Les trois amis se regardèrent silencieusement. De déjeuner, plus question. Barbicane, les dents serrées, les sourcils contractés, les poings fermés convulsivement, observait à travers le hublot. Nicholl s'était croisé les bras, examinant ses calculs. Michel Ardan murmurait:
«Voilà bien ces savants! Ils n'en font jamais d'autres! Je donnerais vingt pistoles pour tomber sur l'Observatoire de Cambridge et l'écraser avec tous les tripoteurs de chiffres qu'il renferme!»
Tout d'un coup, le capitaine fit une réflexion qui alla droit à Barbicane.
«Ah çà! dit-il, il est sept heures du matin. Nous sommes donc partis depuis trente-deux heures. Plus de la moitié de notre trajet est parcourue, et nous ne tombons pas, que je sache!»
Barbicane ne répondit pas. Mais, après un coup d'oeil rapide jeté au capitaine, il prit un compas qui lui servait à mesurer la distance angulaire du globe terrestre. Puis, à travers la vitre inférieure, il fit une observation très exacte, vu l'immobilité apparente du projectile. Se relevant alors, essuyant son front où perlaient des gouttes de sueur, il disposa quelques chiffres sur le papier. Nicholl comprenait que le président voulait déduire de la mesure du diamètre terrestre la distance du boulet à la Terre. Il le regardait anxieusement.
«Non! s'écria Barbicane après quelques instants, non, nous ne tombons pas! Nous sommes déjà à plus de cinquante mille lieues de la Terre! Nous avons dépassé ce point où le projectile aurait dû s'arrêter, si sa vitesse n'eût été que de onze mille mètres au départ! Nous montons toujours!
--C'est évident, répondit Nicholl, et il faut en conclure que notre vitesse initiale, sous la poussée des quatre cent mille livres de fulmi-coton, a dépassé les onze mille mètres réclamés. Je m'explique alors que nous ayons rencontré, après treize minutes seulement, le deuxième satellite qui gravite à plus de deux mille lieues de la Terre.
--Et cette explication est d'autant plus probable, ajouta Barbicane, qu'en rejetant l'eau renfermée entre ses cloisons brisantes, le projectile s'est trouvé subitement allégé d'un poids considérable.
--Juste! fit Nicholl.
--Ah! mon brave Nicholl, s'écria Barbicane, nous sommes sauvés!
--Eh bien, répondit tranquillement Michel Ardan, puisque nous sommes sauvés, déjeunons.»
En effet, Nicholl ne se trompait pas. La vitesse initiale avait été, très heureusement, supérieure à la vitesse indiquée par l'Observatoire de Cambridge, mais l'Observatoire de Cambridge ne s'en était pas moins trompé.
Les voyageurs, remis de cette fausse alerte, se mirent à table et déjeunèrent joyeusement. Si l'on mangea beaucoup, on parla plus encore. La confiance était plus grande après qu'avant «l'incident de l'algèbre».
«Pourquoi ne réussirions-nous pas? répétait Michel Ardan. Pourquoi n'arriverions-nous pas? Nous sommes lancés.

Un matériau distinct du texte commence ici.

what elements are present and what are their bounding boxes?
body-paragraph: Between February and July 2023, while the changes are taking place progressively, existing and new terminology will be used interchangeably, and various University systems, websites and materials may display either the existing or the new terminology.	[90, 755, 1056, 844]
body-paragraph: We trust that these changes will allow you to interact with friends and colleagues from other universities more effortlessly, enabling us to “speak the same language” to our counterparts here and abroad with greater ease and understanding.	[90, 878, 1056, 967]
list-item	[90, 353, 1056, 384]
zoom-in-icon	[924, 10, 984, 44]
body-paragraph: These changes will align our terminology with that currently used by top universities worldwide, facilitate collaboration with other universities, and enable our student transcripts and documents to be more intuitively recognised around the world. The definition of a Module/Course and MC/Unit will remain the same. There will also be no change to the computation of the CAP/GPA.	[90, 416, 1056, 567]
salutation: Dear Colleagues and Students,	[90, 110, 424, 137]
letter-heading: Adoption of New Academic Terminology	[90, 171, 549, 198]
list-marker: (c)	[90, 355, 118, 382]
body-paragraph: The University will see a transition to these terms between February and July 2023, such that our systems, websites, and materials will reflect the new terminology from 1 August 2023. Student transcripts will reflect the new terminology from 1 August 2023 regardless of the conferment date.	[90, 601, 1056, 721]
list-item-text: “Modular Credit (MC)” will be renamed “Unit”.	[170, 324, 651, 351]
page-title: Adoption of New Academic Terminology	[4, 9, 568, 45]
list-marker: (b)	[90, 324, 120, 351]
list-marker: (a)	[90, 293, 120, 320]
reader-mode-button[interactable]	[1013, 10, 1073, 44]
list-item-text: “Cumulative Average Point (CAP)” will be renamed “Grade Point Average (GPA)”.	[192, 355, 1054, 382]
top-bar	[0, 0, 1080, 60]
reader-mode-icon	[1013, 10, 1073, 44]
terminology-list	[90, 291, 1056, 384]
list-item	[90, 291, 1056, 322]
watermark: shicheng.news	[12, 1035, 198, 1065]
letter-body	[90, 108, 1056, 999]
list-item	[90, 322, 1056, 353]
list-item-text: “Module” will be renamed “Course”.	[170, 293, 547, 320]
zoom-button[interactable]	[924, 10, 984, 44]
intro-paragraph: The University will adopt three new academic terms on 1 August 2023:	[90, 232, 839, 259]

Pas d'obstacles devant nous. Pas de pierres sur notre chemin. La route est libre, plus libre que celle du navire qui se débat contre la mer, plus libre que celle du ballon qui lutte contre le vent! Or, si un navire arrive où il veut, si un ballon monte où il lui plaît, pourquoi notre projectile n'atteindrait-il pas le but qu'il a visé.
--Il l'atteindra, dit Barbicane.
--Ne fût-ce que pour honorer le peuple américain, ajouta Michel Ardan, le seul peuple qui fût capable de mener à bien une telle entreprise, le seul qui pût produire un président Barbicane! Ah! j'y pense, maintenant que nous n'avons plus d'inquiétude, qu'allons-nous devenir? Nous allons nous ennuyer royalement!»

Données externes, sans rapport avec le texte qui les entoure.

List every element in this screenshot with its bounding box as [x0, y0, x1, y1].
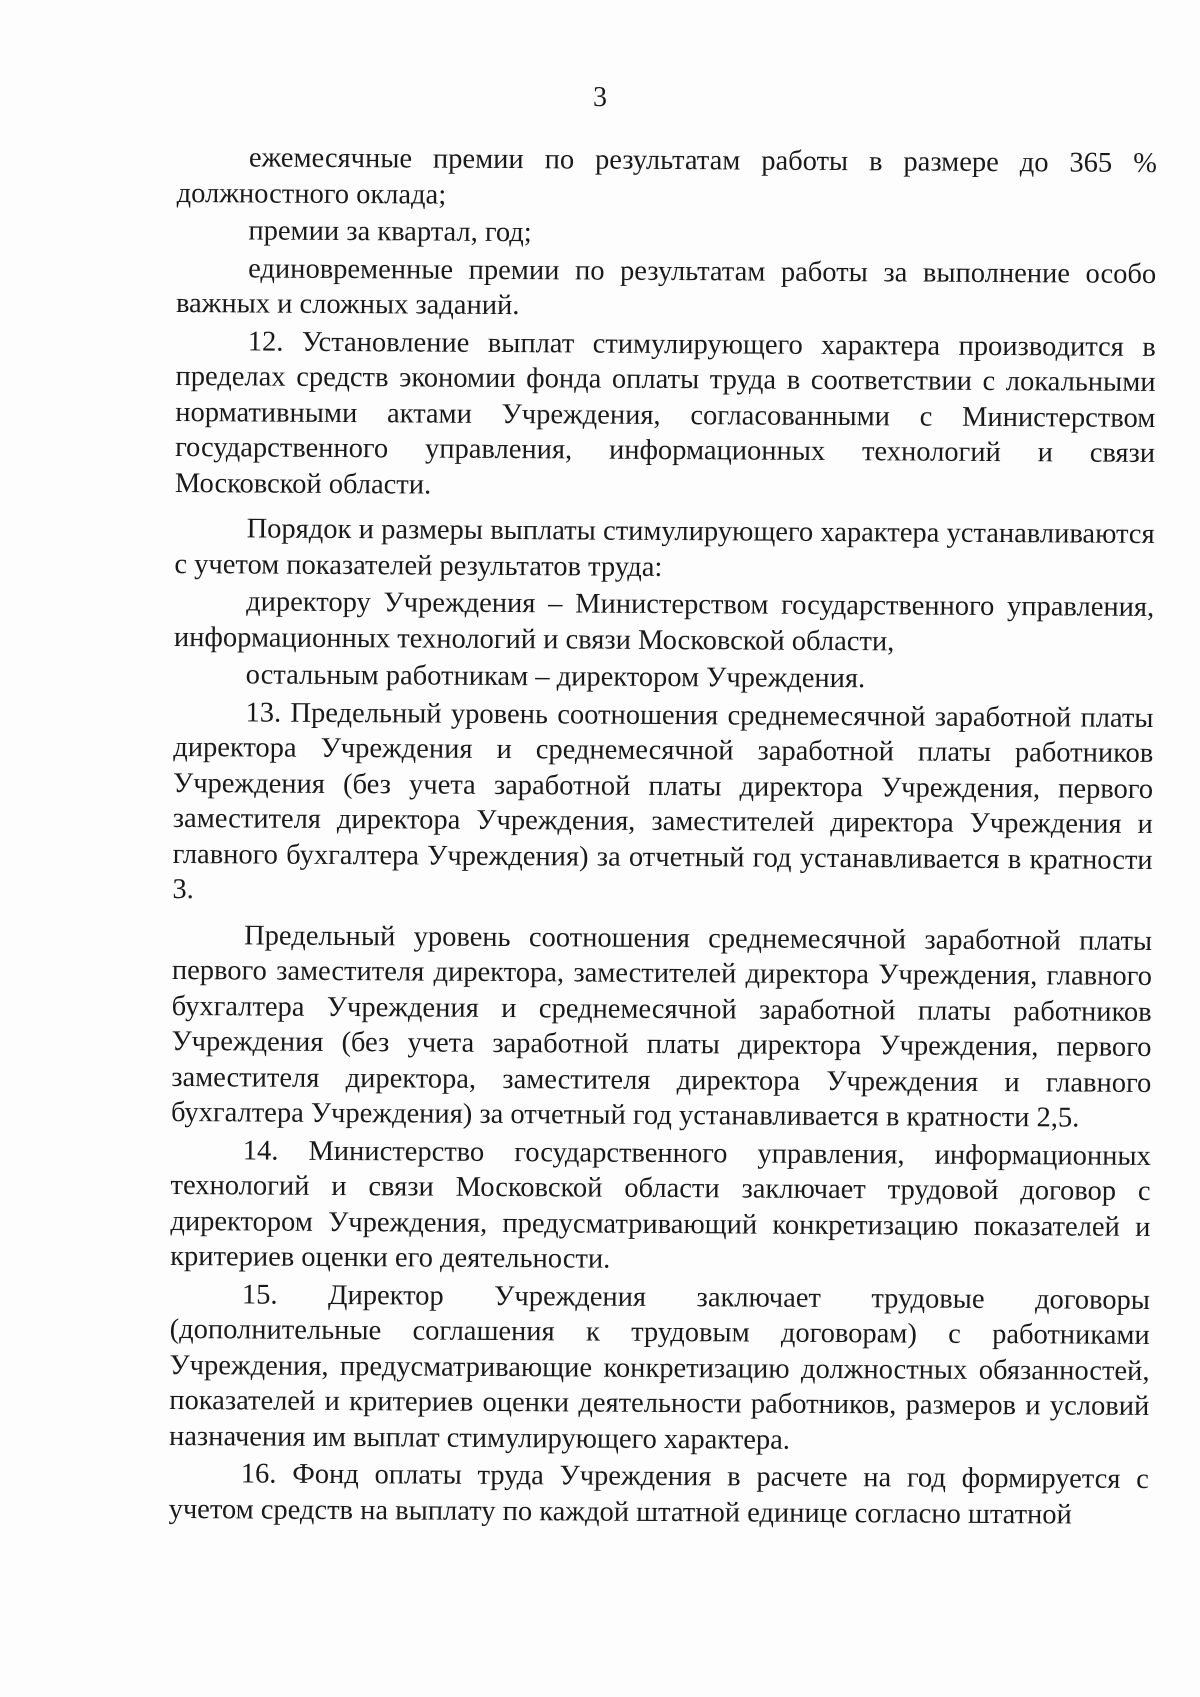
paragraph-item-15: 15. Директор Учреждения заключает трудовые договоры (дополнительные соглашения к трудовым договорам) с работниками Учреждения, предусматривающие конкретизацию должностных обязанностей, показателей и критериев оценки деятельности работников, размеров и условий назначения им выплат стимулирующего характера. [168, 1278, 1151, 1456]
paragraph-director-payments: директору Учреждения – Министерством государственного управления, информационных технологий и связи Московской области, [173, 586, 1155, 657]
paragraph-item-16: 16. Фонд оплаты труда Учреждения в расчете на год формируется с учетом средств на выплату по каждой штатной единице согласно штатной [168, 1458, 1149, 1530]
page-number: 3 [593, 82, 607, 113]
paragraph-one-time-bonus: единовременные премии по результатам работы за выполнение особо важных и сложных заданий. [175, 252, 1157, 322]
paragraph-procedure: Порядок и размеры выплаты стимулирующего характера устанавливаются с учетом показателей результатов труда: [174, 513, 1155, 583]
document-body [169, 140, 1157, 1535]
paragraph-other-employees: остальным работникам – директором Учреждения. [245, 659, 866, 695]
paragraph-ratio-deputies: Предельный уровень соотношения среднемесячной заработной платы первого заместителя директора, заместителей директора Учреждения, главного бухгалтера Учреждения и среднемесячной заработной платы работников Учреждения (без учета заработной платы директора Учреждения, первого заместителя директора, заместителя директора Учреждения и главного бухгалтера Учреждения) за отчетный год устанавливается в кратности 2,5. [170, 919, 1153, 1134]
paragraph-item-13: 13. Предельный уровень соотношения среднемесячной заработной платы директора Учреждения и среднемесячной заработной платы работников Учреждения (без учета заработной платы директора Учреждения, первого заместителя директора Учреждения, заместителей директора Учреждения и главного бухгалтера Учреждения) за отчетный год устанавливается в кратности 3. [172, 696, 1154, 906]
paragraph-quarterly-bonus: премии за квартал, год; [248, 215, 532, 249]
paragraph-monthly-bonus: ежемесячные премии по результатам работы в размере до 365 % должностного оклада; [176, 142, 1157, 211]
paragraph-item-12: 12. Установление выплат стимулирующего характера производится в пределах средств экономии фонда оплаты труда в соответствии с локальными нормативными актами Учреждения, согласованными с Министерством государственного управления, информационных технологий и связи Московской области. [174, 325, 1156, 501]
paragraph-item-14: 14. Министерство государственного управления, информационных технологий и связи Московской области заключает трудовой договор с директором Учреждения, предусматривающий конкретизацию показателей и критериев оценки его деятельности. [170, 1134, 1151, 1275]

Barbicane et Nicholl firent un geste de dénégation.
«Mais j'ai prévu le cas, mes amis, reprit Michel Ardan. Vous n'avez qu'à parler. J'ai à votre disposition, échecs, dames, cartes, dominos! Il ne me manque qu'un billard!
--Quoi! demanda Barbicane, tu as emporté de pareils bibelots?

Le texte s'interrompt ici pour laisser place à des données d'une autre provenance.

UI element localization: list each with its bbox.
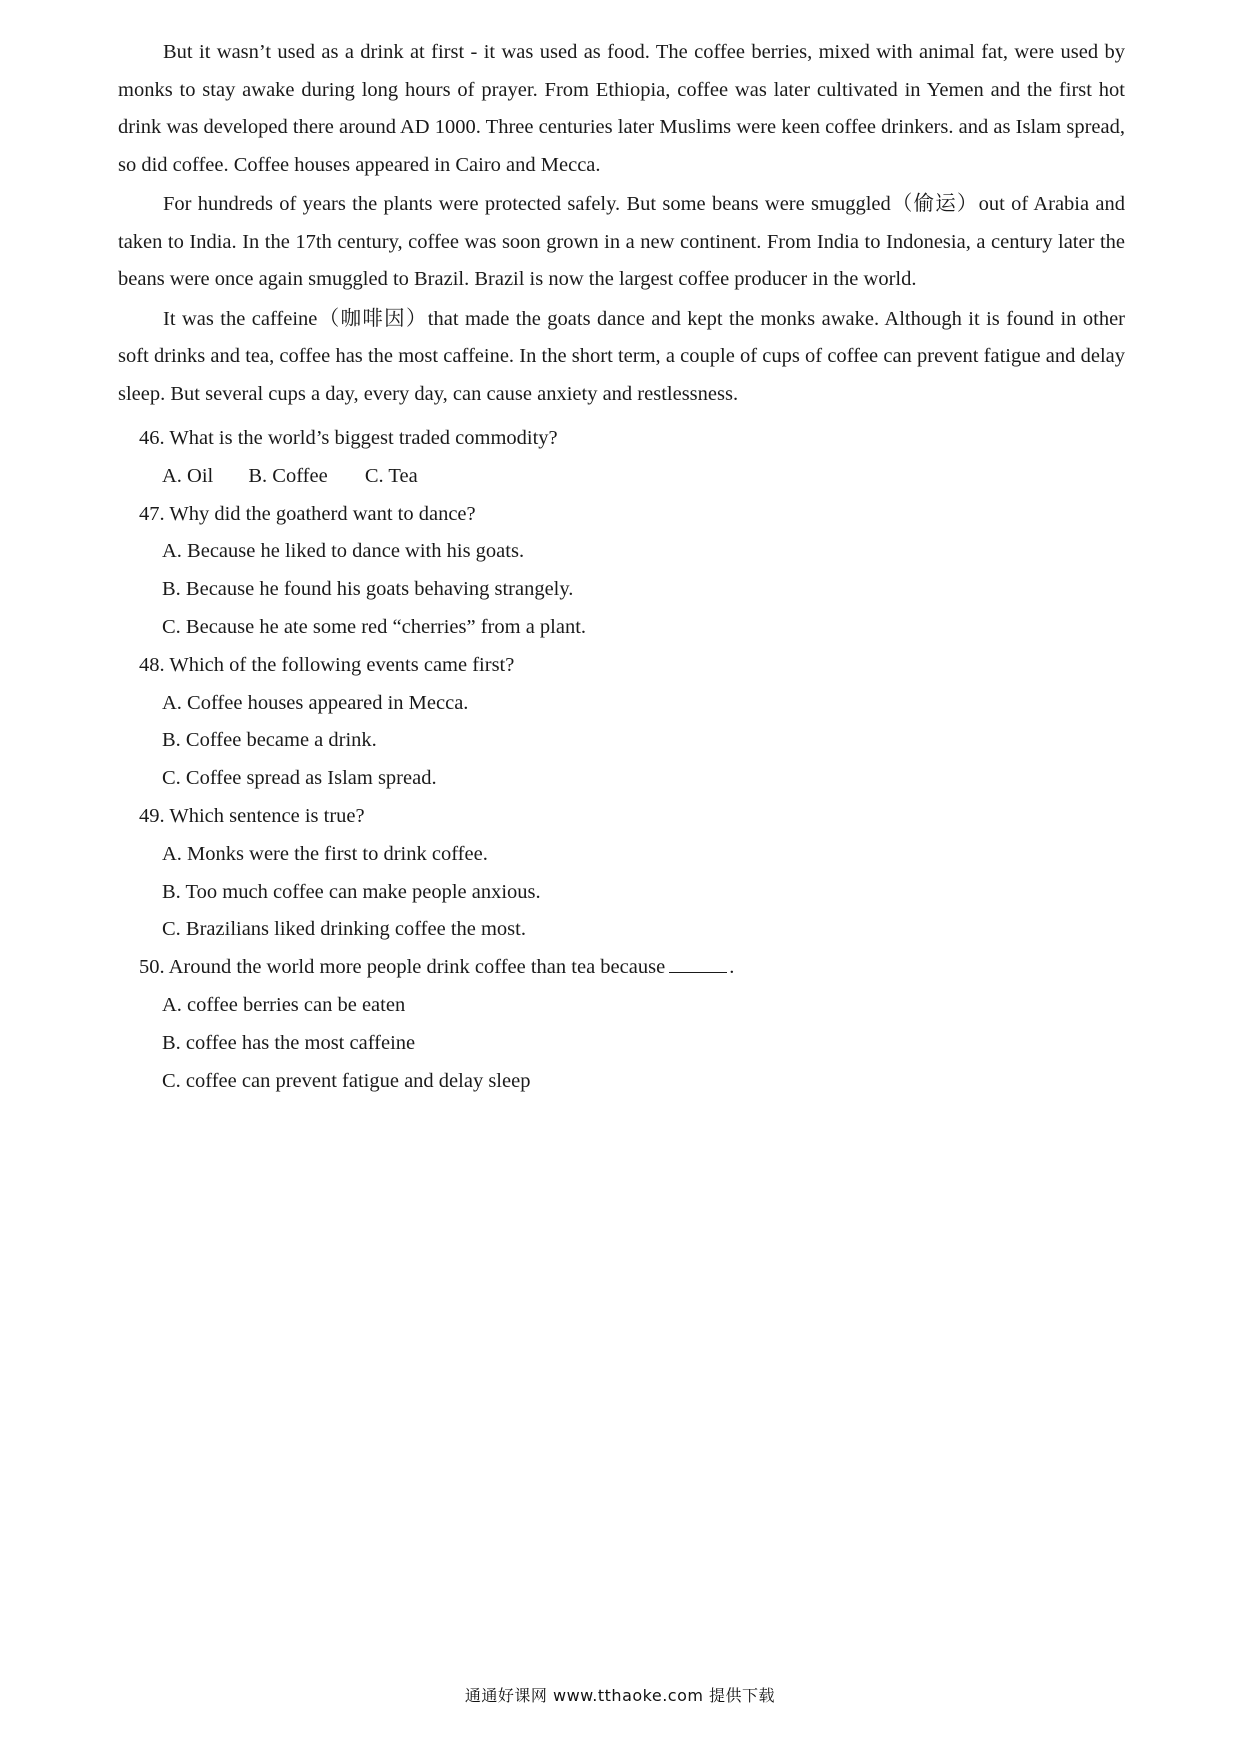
question-47 <box>139 496 1119 647</box>
option-a: A. Because he liked to dance with his goats. <box>162 540 525 563</box>
question-stem-end: . <box>729 956 735 979</box>
option-b: B. Because he found his goats behaving strangely. <box>162 578 574 601</box>
option-c: C. Coffee spread as Islam spread. <box>162 767 437 790</box>
option-b: B. coffee has the most caffeine <box>162 1031 416 1054</box>
option-c: C. Tea <box>364 464 418 487</box>
page-footer: 通通好课网 www.tthaoke.com 提供下载 <box>464 1686 776 1705</box>
question-stem: 48. Which of the following events came first? <box>139 653 515 676</box>
question-stem <box>139 949 1119 987</box>
passage-paragraph-1: But it wasn’t used as a drink at first - it was used as food. The coffee berries, mixed with animal fat, were used by monks to stay awake during long hours of prayer. From Ethiopia, coffee was later cultivated in Yemen and the first hot drink was developed there around AD 1000. Three centuries later Muslims were keen coffee drinkers. and as Islam spread, so did coffee. Coffee houses appeared in Cairo and Mecca. <box>118 41 1125 176</box>
option-a: A. Oil <box>162 464 214 487</box>
option-b: B. Coffee became a drink. <box>162 729 377 752</box>
question-stem: 46. What is the world’s biggest traded commodity? <box>139 427 558 449</box>
question-stem: 49. Which sentence is true? <box>139 804 365 827</box>
reading-passage <box>118 34 1125 415</box>
option-a: A. coffee berries can be eaten <box>162 993 406 1016</box>
option-b: B. Coffee <box>248 464 328 487</box>
option-c: C. Because he ate some red “cherries” from a plant. <box>162 615 587 638</box>
question-46 <box>139 420 1119 496</box>
passage-paragraph-3: It was the caffeine（咖啡因）that made the goats dance and kept the monks awake. Although it is found in other soft drinks and tea, coffee has the most caffeine. In the short term, a couple of cups of coffee can prevent fatigue and delay sleep. But several cups a day, every day, can cause anxiety and restlessness. <box>118 307 1125 405</box>
option-a: A. Monks were the first to drink coffee. <box>162 842 488 865</box>
option-a: A. Coffee houses appeared in Mecca. <box>162 691 469 714</box>
question-stem-text: 50. Around the world more people drink coffee than tea because <box>139 956 666 979</box>
question-stem: 47. Why did the goatherd want to dance? <box>139 502 476 525</box>
option-b: B. Too much coffee can make people anxious. <box>162 880 541 903</box>
answer-blank <box>669 956 727 973</box>
passage-paragraph-2: For hundreds of years the plants were protected safely. But some beans were smuggled（偷运）out of Arabia and taken to India. In the 17th century, coffee was soon grown in a new continent. From India to Indonesia, a century later the beans were once again smuggled to Brazil. Brazil is now the largest coffee producer in the world. <box>118 193 1125 290</box>
question-48 <box>139 647 1119 798</box>
option-c: C. Brazilians liked drinking coffee the most. <box>162 918 526 941</box>
option-c: C. coffee can prevent fatigue and delay sleep <box>162 1069 531 1092</box>
question-50 <box>139 949 1119 1100</box>
question-49 <box>139 798 1119 949</box>
option-row <box>162 458 1119 496</box>
question-list <box>139 420 1119 1100</box>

--Sans doute, répondit Michel, et non seulement pour nous distraire, mais aussi dans l'intention louable d'en doter les estaminets sélénites.
--Mon ami, dit Barbicane, si la Lune est habitée, ses habitants ont apparu quelques milliers d'années avant ceux de la Terre, car on ne peut douter que cet astre ne soit plus vieux que le nôtre.